Part of me hated this hurting and waiting and down time: after all, I'm a man of the Baby Boomer generation - not some slacker - and I had things to do, god damn it! It isn't any wonder that one of my favorite passages from Scripture is Peterson's reworking of Romans 12:
So here's what I want you to do, God helping you: Take your everyday, ordinary life—your sleeping, eating, going-to-work, and walking-around life—and place it before God as an offering. Embracing what God does for you is the best thing you can do for him. Don't become so well-adjusted to your culture that you fit into it without even thinking. Instead, fix your attention on God. You'll be changed from the inside out. Readily recognize what he wants from you, and quickly respond to it. Unlike the culture around you, always dragging you down to its level of immaturity, God brings the best out of you, develops well-formed maturity in you.
Ever since my calling into ministry at 16 - in the aftermath of Dr. King's assassination in 1968 - I have been wrestling with doing precisely this: presenting my body as a living sacrifice to use the old words. And now in my illness, I couldn't do it. I couldn't finish writing my doctoral dissertation, I couldn't preach or teach, I couldn't visit - man I could barely pray - because I was always falling asleep. (NOTE: it was only during this enforced sabbatical of sickness that the words of an old monk started to make sense; when asked, "Is it wrong that I fall asleep almost every time I pray?" the old one said, "oh my dear no - you are getting God's reply in the most clear way - because apparently you need to sleep.")
So for almost two months I rested - and slept - and prayed a little. I watched tons of foreign movies - slept through most of them - and became a fan of the TV program Homicide: Life on the Street all over again. And, I got used to living in my own skin again. Apparently there was really something to this away and quiet time; thankfully I was able to listen a little more carefully. For during that waiting two more scriptures became part of my heart, too:
+ Matthew 11: Are you tired? Worn out? Burned out on religion? Come to me. Get away with me and you'll recover your life. I'll show you how to take a real rest. Walk with me and work with me—watch how I do it. Learn the unforced rhythms of grace. I won't lay anything heavy or ill-fitting on you. Keep company with me and you'll learn to live freely and lightly."
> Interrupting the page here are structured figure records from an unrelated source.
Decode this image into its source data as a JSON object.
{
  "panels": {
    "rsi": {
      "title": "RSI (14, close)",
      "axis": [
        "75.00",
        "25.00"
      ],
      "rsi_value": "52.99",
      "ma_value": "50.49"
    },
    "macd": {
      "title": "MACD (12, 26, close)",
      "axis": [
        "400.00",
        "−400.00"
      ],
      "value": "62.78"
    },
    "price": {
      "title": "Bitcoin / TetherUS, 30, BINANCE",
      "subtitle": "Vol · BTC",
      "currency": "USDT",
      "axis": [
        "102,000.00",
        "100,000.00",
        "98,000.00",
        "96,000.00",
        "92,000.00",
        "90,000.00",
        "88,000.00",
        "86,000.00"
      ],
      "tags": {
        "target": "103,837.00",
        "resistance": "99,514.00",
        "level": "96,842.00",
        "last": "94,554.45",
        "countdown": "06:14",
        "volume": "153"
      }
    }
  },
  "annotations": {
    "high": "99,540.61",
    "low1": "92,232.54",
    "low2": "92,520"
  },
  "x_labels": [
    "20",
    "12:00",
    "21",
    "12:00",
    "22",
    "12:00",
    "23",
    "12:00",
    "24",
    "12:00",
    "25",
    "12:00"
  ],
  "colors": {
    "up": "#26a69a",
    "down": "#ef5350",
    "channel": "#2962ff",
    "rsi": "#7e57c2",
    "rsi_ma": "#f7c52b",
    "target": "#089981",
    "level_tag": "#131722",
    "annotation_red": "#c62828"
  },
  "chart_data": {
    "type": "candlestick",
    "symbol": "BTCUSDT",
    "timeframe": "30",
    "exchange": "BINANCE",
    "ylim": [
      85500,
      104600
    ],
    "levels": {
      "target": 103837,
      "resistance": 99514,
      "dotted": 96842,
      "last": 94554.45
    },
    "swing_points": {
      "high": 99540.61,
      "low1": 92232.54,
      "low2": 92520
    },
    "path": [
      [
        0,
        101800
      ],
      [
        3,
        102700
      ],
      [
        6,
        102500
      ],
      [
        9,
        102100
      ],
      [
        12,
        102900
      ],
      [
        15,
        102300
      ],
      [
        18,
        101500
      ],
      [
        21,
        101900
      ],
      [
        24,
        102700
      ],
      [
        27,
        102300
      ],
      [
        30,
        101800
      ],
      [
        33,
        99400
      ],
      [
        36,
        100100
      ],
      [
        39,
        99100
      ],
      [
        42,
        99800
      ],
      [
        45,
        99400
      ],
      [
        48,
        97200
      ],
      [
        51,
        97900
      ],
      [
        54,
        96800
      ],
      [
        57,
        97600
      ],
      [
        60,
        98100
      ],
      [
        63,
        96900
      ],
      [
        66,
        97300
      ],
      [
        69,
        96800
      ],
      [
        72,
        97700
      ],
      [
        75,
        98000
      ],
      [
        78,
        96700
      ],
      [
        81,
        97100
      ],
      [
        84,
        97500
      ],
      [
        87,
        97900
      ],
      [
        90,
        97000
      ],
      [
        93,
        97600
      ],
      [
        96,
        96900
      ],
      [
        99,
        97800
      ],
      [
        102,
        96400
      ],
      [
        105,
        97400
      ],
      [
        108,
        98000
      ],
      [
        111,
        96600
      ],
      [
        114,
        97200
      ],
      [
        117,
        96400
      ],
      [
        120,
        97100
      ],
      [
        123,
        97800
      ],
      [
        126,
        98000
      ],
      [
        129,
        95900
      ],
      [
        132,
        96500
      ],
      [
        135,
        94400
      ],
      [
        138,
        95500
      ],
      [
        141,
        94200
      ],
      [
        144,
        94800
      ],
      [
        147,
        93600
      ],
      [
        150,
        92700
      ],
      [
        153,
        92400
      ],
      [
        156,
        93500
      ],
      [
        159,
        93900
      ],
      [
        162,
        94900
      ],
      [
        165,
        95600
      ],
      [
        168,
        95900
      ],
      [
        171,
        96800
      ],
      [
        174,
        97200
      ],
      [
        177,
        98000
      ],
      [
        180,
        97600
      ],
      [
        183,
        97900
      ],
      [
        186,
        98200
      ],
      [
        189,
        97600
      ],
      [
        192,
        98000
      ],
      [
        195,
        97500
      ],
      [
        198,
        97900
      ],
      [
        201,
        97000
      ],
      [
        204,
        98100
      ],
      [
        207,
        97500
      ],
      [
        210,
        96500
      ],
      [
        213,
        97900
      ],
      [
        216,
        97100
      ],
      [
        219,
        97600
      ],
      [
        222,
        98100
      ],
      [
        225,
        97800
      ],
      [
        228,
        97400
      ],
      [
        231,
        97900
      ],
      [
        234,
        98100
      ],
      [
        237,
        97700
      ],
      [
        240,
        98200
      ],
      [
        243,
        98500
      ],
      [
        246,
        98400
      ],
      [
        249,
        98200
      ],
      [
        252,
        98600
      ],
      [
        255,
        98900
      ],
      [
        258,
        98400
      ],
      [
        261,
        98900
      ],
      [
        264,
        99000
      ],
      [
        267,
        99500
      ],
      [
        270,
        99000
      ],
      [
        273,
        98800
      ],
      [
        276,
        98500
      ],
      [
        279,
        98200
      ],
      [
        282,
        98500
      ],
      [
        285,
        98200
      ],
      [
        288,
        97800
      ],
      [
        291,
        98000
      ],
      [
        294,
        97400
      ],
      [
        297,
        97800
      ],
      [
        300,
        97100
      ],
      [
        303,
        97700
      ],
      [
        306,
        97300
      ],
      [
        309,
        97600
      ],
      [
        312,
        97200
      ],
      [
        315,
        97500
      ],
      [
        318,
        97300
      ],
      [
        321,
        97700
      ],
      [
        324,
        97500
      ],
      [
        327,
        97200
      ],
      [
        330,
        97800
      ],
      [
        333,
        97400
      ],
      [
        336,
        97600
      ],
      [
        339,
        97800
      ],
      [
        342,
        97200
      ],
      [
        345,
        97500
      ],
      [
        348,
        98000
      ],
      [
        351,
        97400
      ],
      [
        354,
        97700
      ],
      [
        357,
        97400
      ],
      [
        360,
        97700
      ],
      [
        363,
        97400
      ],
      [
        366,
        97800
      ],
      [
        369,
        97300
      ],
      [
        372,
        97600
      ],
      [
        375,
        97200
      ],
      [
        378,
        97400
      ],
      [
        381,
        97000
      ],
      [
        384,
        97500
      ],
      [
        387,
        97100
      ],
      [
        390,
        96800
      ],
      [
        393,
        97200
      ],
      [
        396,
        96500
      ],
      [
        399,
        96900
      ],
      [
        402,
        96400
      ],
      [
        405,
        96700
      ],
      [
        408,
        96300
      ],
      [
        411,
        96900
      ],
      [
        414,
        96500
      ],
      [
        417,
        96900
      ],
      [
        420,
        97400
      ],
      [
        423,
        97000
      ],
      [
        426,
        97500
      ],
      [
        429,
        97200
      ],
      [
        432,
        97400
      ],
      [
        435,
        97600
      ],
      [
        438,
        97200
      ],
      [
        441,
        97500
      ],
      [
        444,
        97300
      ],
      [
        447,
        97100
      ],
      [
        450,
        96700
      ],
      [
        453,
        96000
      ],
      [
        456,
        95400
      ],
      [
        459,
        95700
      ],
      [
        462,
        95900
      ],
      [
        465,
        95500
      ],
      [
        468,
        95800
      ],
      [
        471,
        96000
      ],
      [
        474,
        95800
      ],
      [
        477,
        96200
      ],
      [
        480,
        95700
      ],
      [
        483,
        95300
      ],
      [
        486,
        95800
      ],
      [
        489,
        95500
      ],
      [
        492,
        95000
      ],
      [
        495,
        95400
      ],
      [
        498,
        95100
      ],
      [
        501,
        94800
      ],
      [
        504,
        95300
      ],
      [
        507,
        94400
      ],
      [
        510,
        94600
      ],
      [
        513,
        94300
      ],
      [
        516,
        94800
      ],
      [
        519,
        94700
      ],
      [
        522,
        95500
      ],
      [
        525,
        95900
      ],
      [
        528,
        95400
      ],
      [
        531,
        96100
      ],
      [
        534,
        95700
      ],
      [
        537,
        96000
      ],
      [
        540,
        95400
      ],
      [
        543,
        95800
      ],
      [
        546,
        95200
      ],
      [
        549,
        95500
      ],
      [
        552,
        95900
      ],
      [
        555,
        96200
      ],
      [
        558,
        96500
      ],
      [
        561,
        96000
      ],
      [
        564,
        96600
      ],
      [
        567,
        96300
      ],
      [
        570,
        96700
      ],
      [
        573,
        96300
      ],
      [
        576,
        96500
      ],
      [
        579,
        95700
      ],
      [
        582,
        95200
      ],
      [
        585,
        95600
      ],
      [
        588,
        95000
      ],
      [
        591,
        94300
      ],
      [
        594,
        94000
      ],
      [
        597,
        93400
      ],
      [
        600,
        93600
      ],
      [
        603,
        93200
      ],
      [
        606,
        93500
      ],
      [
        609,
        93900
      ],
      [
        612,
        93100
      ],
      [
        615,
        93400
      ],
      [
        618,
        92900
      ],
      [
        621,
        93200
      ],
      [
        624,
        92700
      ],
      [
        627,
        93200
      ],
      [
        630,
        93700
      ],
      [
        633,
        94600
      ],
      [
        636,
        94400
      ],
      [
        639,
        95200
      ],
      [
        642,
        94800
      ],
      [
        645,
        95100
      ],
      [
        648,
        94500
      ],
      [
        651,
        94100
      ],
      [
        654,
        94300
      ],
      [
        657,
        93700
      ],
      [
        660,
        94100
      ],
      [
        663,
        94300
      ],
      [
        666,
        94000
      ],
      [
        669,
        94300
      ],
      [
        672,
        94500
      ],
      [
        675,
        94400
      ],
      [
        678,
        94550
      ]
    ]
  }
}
+ John 21: Peter was upset that he asked for the third time, "Do you love me?" so he answered, "Master, you know everything there is to know. You've got to know that I love you." Jesus said, "Feed my sheep. I'm telling you the very truth now: When you were young you dressed yourself and went wherever you wished, but when you get old you'll have to stretch out your hands while someone else dresses you and takes you where you don't want to go." He said this to hint at the kind of death by which Peter would glorify God. And then he commanded, "Follow me."
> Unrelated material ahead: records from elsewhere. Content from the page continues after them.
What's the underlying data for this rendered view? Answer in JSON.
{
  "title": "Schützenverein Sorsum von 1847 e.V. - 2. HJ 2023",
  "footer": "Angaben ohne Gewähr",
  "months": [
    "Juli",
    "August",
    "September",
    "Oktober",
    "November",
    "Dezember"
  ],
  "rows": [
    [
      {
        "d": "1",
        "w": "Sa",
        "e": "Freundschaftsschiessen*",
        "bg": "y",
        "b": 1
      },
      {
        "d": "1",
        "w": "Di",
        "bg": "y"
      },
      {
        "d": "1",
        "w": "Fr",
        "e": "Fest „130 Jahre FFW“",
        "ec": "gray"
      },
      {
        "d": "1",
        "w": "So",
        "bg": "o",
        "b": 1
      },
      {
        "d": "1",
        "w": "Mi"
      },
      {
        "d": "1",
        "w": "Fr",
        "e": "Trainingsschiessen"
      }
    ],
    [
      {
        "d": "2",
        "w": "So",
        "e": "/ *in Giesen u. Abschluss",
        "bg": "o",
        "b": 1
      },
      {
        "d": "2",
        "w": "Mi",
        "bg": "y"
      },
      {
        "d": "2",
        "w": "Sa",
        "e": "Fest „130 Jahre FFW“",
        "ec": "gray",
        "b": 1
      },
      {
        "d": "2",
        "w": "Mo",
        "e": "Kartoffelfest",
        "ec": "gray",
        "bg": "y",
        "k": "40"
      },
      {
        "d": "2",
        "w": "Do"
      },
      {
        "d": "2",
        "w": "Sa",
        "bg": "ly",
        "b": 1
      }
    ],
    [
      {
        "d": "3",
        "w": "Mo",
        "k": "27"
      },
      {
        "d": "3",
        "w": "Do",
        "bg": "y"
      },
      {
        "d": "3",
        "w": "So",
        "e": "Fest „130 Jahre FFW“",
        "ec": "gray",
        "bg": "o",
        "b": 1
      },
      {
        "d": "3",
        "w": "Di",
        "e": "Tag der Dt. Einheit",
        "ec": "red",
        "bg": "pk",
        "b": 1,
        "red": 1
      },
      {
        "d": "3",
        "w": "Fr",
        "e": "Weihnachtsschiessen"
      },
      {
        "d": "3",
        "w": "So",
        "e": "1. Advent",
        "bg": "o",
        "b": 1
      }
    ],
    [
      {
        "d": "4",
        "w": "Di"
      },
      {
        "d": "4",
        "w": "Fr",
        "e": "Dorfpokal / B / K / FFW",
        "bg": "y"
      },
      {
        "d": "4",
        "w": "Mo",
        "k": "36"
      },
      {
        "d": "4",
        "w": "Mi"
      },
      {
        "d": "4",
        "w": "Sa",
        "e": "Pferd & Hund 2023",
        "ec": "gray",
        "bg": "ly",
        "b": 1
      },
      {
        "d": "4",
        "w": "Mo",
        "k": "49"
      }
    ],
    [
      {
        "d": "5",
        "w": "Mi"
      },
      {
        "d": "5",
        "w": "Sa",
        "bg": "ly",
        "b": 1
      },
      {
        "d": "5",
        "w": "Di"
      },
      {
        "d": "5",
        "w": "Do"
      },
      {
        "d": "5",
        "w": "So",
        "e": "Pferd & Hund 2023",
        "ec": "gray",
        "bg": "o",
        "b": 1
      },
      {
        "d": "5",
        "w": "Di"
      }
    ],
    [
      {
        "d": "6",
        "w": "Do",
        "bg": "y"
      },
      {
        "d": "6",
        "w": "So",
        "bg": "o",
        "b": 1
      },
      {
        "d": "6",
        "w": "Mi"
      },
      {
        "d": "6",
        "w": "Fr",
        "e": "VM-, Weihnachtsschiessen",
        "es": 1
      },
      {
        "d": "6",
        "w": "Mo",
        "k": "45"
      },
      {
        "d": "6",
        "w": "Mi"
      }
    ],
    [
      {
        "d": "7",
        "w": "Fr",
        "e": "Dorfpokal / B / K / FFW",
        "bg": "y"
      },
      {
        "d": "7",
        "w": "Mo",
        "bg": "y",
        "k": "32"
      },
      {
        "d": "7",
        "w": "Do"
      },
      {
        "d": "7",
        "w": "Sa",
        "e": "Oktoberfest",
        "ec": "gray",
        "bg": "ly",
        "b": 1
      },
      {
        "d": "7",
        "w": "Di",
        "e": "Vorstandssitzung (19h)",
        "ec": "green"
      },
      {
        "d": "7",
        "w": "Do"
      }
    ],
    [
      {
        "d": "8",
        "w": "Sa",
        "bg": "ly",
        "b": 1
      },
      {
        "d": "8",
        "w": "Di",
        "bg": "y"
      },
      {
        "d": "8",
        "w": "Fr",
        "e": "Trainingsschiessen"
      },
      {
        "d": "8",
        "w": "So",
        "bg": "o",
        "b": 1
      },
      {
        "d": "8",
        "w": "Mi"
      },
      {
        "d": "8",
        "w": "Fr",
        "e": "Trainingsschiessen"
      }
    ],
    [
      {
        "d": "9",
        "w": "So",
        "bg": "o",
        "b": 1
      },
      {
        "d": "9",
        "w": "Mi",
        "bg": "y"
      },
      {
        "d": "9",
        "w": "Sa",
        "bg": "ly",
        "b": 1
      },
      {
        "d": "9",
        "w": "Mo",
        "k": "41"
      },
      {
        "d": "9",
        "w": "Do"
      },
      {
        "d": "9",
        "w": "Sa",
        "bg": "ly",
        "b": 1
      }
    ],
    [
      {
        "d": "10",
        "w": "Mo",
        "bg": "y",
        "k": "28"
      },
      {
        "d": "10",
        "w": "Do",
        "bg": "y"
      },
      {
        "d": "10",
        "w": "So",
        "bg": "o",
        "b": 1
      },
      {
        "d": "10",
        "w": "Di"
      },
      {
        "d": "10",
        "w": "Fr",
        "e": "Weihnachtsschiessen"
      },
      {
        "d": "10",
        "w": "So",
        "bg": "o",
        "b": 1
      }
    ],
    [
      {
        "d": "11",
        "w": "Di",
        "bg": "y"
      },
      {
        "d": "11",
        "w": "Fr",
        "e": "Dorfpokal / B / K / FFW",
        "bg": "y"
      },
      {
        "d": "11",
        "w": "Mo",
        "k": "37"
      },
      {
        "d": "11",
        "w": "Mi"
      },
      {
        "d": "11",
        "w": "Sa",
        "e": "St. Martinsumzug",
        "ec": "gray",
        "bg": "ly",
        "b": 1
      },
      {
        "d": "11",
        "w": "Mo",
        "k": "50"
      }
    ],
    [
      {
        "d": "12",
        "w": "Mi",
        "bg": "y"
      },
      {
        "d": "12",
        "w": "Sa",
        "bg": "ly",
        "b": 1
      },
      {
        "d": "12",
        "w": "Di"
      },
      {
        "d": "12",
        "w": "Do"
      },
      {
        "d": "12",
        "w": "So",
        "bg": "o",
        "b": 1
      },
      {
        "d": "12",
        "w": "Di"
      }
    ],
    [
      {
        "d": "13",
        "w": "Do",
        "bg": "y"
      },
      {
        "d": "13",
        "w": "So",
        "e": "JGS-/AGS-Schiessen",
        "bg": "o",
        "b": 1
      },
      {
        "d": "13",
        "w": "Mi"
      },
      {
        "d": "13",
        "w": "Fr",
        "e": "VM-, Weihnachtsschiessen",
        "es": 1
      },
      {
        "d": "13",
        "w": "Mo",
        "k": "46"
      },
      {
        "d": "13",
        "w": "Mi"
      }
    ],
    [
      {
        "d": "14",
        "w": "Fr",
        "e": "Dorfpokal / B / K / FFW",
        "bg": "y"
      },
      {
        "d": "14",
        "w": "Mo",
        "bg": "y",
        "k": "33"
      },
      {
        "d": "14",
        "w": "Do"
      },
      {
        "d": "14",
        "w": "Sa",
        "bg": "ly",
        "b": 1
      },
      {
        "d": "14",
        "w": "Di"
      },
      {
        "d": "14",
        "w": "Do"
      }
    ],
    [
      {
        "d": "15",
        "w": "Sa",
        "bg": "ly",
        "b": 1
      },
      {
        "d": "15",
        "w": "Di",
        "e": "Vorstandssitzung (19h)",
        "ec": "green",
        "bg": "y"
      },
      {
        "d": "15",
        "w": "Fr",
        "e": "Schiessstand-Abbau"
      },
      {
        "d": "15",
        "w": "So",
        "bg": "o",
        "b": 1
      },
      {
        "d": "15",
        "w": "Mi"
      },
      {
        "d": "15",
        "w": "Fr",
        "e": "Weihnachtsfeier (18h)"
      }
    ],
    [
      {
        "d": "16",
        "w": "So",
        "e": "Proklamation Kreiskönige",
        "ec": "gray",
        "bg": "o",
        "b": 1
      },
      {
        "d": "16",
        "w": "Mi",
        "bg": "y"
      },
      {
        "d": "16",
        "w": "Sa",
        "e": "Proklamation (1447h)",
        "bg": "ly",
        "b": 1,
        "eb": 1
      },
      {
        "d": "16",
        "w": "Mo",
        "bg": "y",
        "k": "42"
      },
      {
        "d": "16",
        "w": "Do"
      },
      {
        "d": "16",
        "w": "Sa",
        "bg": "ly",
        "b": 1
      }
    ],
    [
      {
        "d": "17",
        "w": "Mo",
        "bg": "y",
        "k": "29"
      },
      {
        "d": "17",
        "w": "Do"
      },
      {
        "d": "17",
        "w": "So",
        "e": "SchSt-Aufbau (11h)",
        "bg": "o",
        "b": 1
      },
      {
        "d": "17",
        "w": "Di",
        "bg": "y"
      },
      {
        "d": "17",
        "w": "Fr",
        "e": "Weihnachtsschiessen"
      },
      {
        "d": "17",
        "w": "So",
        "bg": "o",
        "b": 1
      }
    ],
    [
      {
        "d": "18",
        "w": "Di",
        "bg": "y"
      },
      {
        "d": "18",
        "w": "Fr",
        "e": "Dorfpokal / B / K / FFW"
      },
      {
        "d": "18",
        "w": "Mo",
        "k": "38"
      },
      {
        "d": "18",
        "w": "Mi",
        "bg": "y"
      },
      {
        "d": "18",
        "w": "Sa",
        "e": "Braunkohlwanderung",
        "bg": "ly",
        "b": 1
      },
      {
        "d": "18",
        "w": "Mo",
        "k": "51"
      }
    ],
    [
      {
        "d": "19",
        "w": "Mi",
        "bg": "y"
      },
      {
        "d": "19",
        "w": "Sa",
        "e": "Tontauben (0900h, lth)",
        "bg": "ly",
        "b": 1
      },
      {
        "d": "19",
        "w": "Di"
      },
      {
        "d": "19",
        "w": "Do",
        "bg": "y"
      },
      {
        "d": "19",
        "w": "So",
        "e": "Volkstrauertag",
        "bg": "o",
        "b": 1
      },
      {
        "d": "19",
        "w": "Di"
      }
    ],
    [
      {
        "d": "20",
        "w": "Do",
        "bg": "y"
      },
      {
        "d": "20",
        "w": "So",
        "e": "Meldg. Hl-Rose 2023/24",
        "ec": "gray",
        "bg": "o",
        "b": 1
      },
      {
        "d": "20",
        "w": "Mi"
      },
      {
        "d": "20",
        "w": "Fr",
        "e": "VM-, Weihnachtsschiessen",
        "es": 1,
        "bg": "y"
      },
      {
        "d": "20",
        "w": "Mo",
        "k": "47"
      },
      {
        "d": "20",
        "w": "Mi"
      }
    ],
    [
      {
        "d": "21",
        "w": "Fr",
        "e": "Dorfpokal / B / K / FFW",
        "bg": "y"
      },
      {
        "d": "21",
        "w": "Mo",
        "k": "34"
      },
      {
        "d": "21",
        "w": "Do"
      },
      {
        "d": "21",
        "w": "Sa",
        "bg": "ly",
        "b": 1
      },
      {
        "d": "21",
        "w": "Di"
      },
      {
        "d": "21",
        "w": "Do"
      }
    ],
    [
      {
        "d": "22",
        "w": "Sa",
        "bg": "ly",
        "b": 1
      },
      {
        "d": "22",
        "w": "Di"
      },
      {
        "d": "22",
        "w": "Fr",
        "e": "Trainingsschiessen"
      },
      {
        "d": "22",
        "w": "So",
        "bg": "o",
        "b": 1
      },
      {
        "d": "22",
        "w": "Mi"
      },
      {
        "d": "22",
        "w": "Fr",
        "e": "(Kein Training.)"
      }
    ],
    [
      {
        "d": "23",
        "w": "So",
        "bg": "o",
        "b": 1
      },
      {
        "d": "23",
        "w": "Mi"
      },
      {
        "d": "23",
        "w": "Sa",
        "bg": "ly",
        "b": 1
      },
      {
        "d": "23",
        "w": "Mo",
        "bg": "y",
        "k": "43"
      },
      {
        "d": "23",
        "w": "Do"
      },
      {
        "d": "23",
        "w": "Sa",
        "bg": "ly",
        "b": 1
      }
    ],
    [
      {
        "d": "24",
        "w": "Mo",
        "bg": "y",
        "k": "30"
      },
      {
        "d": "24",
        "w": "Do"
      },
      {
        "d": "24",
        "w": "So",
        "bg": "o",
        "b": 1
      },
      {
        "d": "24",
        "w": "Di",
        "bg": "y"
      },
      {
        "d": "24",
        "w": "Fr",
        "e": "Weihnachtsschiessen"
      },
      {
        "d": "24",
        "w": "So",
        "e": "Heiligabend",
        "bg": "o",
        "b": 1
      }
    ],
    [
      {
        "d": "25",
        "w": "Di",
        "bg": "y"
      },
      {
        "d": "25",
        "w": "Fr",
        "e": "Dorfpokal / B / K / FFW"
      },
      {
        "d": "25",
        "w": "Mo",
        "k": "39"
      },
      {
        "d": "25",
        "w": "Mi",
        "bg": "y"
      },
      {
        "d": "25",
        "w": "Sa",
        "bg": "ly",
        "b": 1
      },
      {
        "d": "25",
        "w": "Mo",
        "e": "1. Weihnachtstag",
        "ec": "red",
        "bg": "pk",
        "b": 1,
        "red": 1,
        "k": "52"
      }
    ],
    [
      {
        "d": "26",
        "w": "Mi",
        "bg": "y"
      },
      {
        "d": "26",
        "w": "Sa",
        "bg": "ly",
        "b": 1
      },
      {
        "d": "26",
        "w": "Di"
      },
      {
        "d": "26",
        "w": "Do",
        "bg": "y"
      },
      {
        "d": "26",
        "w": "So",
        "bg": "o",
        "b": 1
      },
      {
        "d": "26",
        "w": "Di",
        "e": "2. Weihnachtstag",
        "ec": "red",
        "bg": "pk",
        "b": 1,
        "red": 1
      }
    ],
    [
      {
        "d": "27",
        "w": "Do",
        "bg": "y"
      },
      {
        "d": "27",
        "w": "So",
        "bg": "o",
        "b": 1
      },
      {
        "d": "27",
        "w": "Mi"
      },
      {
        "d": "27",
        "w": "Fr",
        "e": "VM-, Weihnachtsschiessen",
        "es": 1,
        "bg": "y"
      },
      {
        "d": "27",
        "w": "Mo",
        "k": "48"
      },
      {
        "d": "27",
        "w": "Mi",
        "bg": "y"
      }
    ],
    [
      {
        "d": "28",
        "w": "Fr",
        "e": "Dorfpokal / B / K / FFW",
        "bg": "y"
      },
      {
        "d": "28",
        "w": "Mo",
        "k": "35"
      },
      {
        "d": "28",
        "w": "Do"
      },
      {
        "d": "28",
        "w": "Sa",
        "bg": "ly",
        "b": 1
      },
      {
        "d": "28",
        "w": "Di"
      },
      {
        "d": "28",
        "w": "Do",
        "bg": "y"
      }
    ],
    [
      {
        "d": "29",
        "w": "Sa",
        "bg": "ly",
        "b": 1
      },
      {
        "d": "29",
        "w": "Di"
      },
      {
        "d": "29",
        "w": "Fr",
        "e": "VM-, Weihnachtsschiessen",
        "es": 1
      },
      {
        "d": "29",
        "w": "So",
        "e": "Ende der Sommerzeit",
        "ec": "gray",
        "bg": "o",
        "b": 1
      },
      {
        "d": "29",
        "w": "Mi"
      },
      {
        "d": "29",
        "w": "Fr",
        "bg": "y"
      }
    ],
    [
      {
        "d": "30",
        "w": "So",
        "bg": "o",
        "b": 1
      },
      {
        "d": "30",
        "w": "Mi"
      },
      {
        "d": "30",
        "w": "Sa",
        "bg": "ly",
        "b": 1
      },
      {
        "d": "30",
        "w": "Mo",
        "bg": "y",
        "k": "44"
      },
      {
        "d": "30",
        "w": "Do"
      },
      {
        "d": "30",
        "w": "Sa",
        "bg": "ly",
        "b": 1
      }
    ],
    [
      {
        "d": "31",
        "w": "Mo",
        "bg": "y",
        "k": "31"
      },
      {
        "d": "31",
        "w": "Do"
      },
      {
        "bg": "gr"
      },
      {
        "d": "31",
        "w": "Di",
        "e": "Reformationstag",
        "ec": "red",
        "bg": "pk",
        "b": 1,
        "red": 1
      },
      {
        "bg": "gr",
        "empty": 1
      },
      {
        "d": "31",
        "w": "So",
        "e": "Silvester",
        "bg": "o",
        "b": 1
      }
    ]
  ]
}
A Zen master helping me with spiritual guidance once said, "Don't expect to make BIG changes in your life, ok, man? Inner change is incremental. Slow. Be gentle with yourself - and others - because you don't want to make things worse by your striving, ok?" So, I am relearning this right now - this week - once again when there are a TON of things that need to be done and addressed and I want to be a part of them all. But, after waking up and aching like I had been hit by a truck and having a low grade fever, it is quiet waiting time, yes?
T.S. Eliot put it like this in Four Quartets:
I said to my soul, be still, and wait without hope
For hope would be hope for the wrong things; wait without love
For love would love of the wrong thing; there is yet faith
But the faith and the love and the hope are all in the waiting.
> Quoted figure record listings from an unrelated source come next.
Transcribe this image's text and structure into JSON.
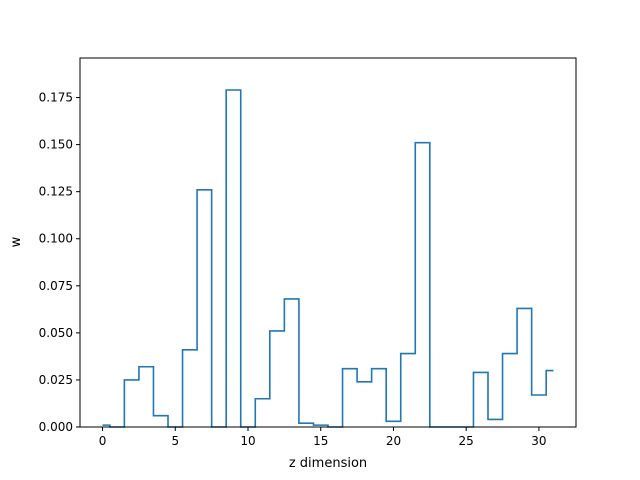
{
  "chart_data": {
    "type": "line",
    "drawstyle": "steps",
    "title": "",
    "xlabel": "z dimension",
    "ylabel": "w",
    "xlim": [
      -1.55,
      32.55
    ],
    "ylim": [
      0,
      0.196
    ],
    "x_ticks": [
      0,
      5,
      10,
      15,
      20,
      25,
      30
    ],
    "y_ticks": [
      0.0,
      0.025,
      0.05,
      0.075,
      0.1,
      0.125,
      0.15,
      0.175
    ],
    "y_tick_labels": [
      "0.000",
      "0.025",
      "0.050",
      "0.075",
      "0.100",
      "0.125",
      "0.150",
      "0.175"
    ],
    "grid": false,
    "line_color": "#1f77b4",
    "series": [
      {
        "x": [
          0,
          1,
          2,
          3,
          4,
          5,
          6,
          7,
          8,
          9,
          10,
          11,
          12,
          13,
          14,
          15,
          16,
          17,
          18,
          19,
          20,
          21,
          22,
          23,
          24,
          25,
          26,
          27,
          28,
          29,
          30,
          31
        ],
        "values": [
          0.001,
          0.0,
          0.025,
          0.032,
          0.006,
          0.0,
          0.041,
          0.126,
          0.0,
          0.179,
          0.0,
          0.015,
          0.051,
          0.068,
          0.002,
          0.001,
          0.0,
          0.031,
          0.024,
          0.031,
          0.003,
          0.039,
          0.151,
          0.0,
          0.0,
          0.0,
          0.029,
          0.004,
          0.039,
          0.063,
          0.017,
          0.03
        ]
      }
    ]
  }
}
Wait without thought, for you are not yet ready for thought:
So the darkness shall be the light, and the stillness the
dancing.
"What we strive for," said Jean Hardy, "in the effort to resolve the tension between our sense of inferiority and our grandiosity is not modesty, but humility - that is, spiritual dignity." I love that: staying closer to the ground - humility - is what spiritual dignity is all about. And it often takes a time of hurting and waiting for me to recall this timeless truth. Like St. Alanis Morissette said so perfectly: "thank you dissillusionment... thank you silence..."
So... hi ho, hi ho, its back to bed I go.
4 comments:
Thanks for this! Good stuff!!
You bet, my friend. Dress warm it is going to be HORRIBLY cold for us Westerners the next few days.
"They also serve who only stand and wait."
--John Milton, On His Blindness
Take care, OK? Good lessons to learn here (although very hard for me!)
There's a friend award for you over at my place, btw.